Organizers at the Rabea al-Adaweya sit-in in east Cairo have announced a state of emergency, as tension mounts before an expected dispersal by Egypt's Interior Ministry.
The stage at the sit-in, which started over one month ago in support of Mohamed Morsy after his overthrow from the presidency, announced a state of emergency on Saturday.
Organizers also called for doctors, paramedics, nurses and volunteers with cars and motorcycles to help with the injured should an attack come in the next three days.
The use of fireworks and green laser-point pens, a ubiquitous feature at protests in Egypt, were strictly forbidden unless stated otherwise, they said.
Security guards at the entrances and exits to Rabea were increased, while concrete barriers were built up on the side of Youssef Abbas Street and blocks and sandbags increased to bolster the defences around the square.

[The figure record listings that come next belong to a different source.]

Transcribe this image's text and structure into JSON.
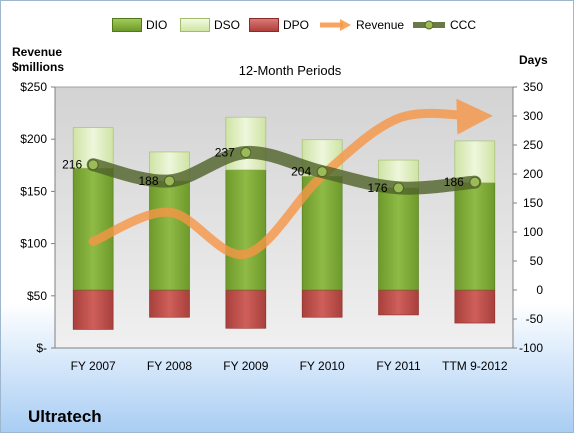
{
  "company": "Ultratech",
  "chart_data": {
    "type": "bar",
    "title": "12-Month Periods",
    "categories": [
      "FY 2007",
      "FY 2008",
      "FY 2009",
      "FY 2010",
      "FY 2011",
      "TTM 9-2012"
    ],
    "left_axis": {
      "title": [
        "Revenue",
        "$millions"
      ],
      "ylim": [
        0,
        250
      ],
      "ticks": [
        "$-",
        "$50",
        "$100",
        "$150",
        "$200",
        "$250"
      ],
      "tick_values": [
        0,
        50,
        100,
        150,
        200,
        250
      ]
    },
    "right_axis": {
      "title": "Days",
      "ylim": [
        -100,
        350
      ],
      "ticks": [
        "-100",
        "-50",
        "0",
        "50",
        "100",
        "150",
        "200",
        "250",
        "300",
        "350"
      ],
      "tick_values": [
        -100,
        -50,
        0,
        50,
        100,
        150,
        200,
        250,
        300,
        350
      ]
    },
    "series": [
      {
        "name": "DIO",
        "kind": "bar",
        "axis": "right",
        "color": "#7aa232",
        "values": [
          210,
          188,
          207,
          196,
          176,
          185
        ]
      },
      {
        "name": "DSO",
        "kind": "bar",
        "axis": "right",
        "color": "#d8eab0",
        "values": [
          70,
          50,
          91,
          63,
          48,
          72
        ]
      },
      {
        "name": "DPO",
        "kind": "bar",
        "axis": "right",
        "color": "#c0504d",
        "values": [
          -68,
          -47,
          -66,
          -47,
          -43,
          -57
        ]
      },
      {
        "name": "Revenue",
        "kind": "line",
        "axis": "left",
        "color": "#f79646",
        "values": [
          102,
          130,
          90,
          165,
          220,
          222
        ]
      },
      {
        "name": "CCC",
        "kind": "line",
        "axis": "right",
        "color": "#4f6228",
        "values": [
          216,
          188,
          237,
          204,
          176,
          186
        ]
      }
    ],
    "data_labels": [
      "216",
      "188",
      "237",
      "204",
      "176",
      "186"
    ],
    "grid": false,
    "legend": "top"
  }
}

Mohamed Ibrahim, a media centre staffer at the sit-in, said that Muslim Brotherhood leaders have acquired information suggesting Central Security Forces are currently on a state of alert ahead of a planned dispersal.
Police will try to break up the pro-Morsy protest after the third day of Eid, which ended on Saturday, he said.
The dissolved Shura Council's National Security Committee meanwhile held a press conference, in one of Rabea al-Adaweya mosque's halls, to demand that the army protect Egypt's national borders and face off national security threats in Sinai.
The commitee considered speculation that Egypt and Israel cooperated in an alleged air strike on Friday "a contempt."
Pro-Muslim Brotherhood preacher Safwat Hegazy made a speech on the stage on Saturday claiming that the military spokesperson, Colonel Ahmed Ali, “makes up news stories.” He demanded transparency about events in the Sinai.
Hegazy also announced a football match between a group dubbed "Athletes Against the Coup" and other pro-Morsy protesters. The match will be held in the other pro-Morsy sit-in, in al-Nahda Square in Giza.
The winners will be presented with a trophy, he added.
Nehal Zaghloul, spokesperson for "Women Against the Coup," said her movement believes events in the Sinai are being masterminded by "coup leaders" in order to give them legitimacy in power.
She then addressed U.S. President Barack Obama, asking him not to interfere in the domestic affairs of Egypt.